Ça tient comme une fleur

C’est un pays sombre et triste ; la route d’E. vous guide par des courbes douces au regard dans une auberge ravernie. O le vin aigre, les cigares étouffants ! Mais il y a un beau ciel clair et gris sur les collines. L’église aiguë de Cossonay crève le moutonnement des verdures bleuâtres. Tout près de moi bouillonne une source de lait dans le canal. Perrette Perrette, je suis heureux et triste à la fois. Ma fuite n’est pas que folie, et Dieu, malgré l’affreux spectacle de ce coeur empoisonné me rendra peut-être la voix que j’ai perdue.
Gustave Roud

S’il regarde ainsi dehors, ce n’est pas tant qu’il rêve avec dans son dos les tâches qui l’étranglent et ceux qui s’affairent chevillés à leur quant à soi, c’est qu’il fait son école buissonnière, vole debout par-dessus la butte et les branches couleur de cendre des feuillus nus du préau.

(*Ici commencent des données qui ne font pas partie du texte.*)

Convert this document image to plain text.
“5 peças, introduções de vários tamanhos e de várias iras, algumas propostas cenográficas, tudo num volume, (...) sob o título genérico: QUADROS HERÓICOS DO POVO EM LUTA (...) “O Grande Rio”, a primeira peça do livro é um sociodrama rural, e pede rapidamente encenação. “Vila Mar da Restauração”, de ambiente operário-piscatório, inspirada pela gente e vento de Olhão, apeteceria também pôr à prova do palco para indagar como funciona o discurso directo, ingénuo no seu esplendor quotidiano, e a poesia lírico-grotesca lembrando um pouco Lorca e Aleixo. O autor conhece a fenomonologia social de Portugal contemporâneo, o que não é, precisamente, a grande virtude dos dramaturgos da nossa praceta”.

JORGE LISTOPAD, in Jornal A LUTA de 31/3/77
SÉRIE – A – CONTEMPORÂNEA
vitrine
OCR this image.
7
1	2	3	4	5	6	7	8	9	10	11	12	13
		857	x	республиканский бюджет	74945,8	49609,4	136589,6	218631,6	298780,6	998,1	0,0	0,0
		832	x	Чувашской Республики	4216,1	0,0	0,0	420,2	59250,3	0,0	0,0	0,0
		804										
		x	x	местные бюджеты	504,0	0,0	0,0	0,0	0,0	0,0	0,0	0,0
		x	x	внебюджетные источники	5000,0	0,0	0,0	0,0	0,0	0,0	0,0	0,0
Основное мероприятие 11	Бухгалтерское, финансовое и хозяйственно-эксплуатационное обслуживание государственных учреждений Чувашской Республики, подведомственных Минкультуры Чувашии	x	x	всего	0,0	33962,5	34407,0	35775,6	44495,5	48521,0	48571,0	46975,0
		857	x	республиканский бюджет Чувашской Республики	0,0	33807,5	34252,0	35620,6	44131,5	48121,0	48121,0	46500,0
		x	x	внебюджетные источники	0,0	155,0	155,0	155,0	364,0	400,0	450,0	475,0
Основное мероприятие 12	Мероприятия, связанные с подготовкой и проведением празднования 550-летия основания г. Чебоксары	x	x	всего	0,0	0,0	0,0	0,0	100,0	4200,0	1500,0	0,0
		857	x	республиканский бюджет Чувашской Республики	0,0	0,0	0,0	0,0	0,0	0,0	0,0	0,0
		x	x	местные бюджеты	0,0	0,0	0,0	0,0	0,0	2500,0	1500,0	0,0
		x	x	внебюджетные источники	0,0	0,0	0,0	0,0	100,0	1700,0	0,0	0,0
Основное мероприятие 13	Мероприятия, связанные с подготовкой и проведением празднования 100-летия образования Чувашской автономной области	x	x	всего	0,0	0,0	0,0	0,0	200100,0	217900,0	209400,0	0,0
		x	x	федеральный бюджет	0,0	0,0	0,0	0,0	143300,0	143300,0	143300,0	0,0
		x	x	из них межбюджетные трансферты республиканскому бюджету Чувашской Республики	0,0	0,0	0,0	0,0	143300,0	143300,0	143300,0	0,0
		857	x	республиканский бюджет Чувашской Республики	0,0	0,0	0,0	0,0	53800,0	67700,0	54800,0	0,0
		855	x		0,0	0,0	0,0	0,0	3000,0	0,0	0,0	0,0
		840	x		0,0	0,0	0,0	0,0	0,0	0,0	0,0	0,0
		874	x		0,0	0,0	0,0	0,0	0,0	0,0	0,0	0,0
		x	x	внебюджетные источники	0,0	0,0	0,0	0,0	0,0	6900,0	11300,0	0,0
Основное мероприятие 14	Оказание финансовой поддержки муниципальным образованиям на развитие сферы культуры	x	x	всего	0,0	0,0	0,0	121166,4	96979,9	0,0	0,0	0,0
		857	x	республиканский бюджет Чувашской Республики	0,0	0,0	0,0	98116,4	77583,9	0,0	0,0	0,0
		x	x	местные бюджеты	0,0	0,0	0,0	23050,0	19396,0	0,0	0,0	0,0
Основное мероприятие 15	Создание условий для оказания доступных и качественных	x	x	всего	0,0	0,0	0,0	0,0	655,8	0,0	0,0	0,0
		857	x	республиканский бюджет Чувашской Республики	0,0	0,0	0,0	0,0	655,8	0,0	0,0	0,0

Il a l’esprit loin à l’horizontale, au-dessus des moilles et de l’étang du Sepey, au pied de l’horizon, à L’Isle et Montricher. Ce serait peut-être bien que ceux d’en face en fassent autant, un jour les hommes laisseront tout ça en plan.
Non non, il ne rêve pas, ne conçoit aucun lieu secret, ne creuse aucune tanière, ne ramènera aucun galet, ni la baguette du sourcier. Son esprit vagabonde dans le vent, l’infatigable vent, ajuste de mémoire les parties du paysage qu’il a parcourues, les habitants qu’il y a croisés et les fontaines qui chantent sur la place des villages déserts, maisons agglutinées, vides, fenêtre fermées, portes murées, dépenses condamnées, plus d’épicier, mais des vieux, les derniers vieux.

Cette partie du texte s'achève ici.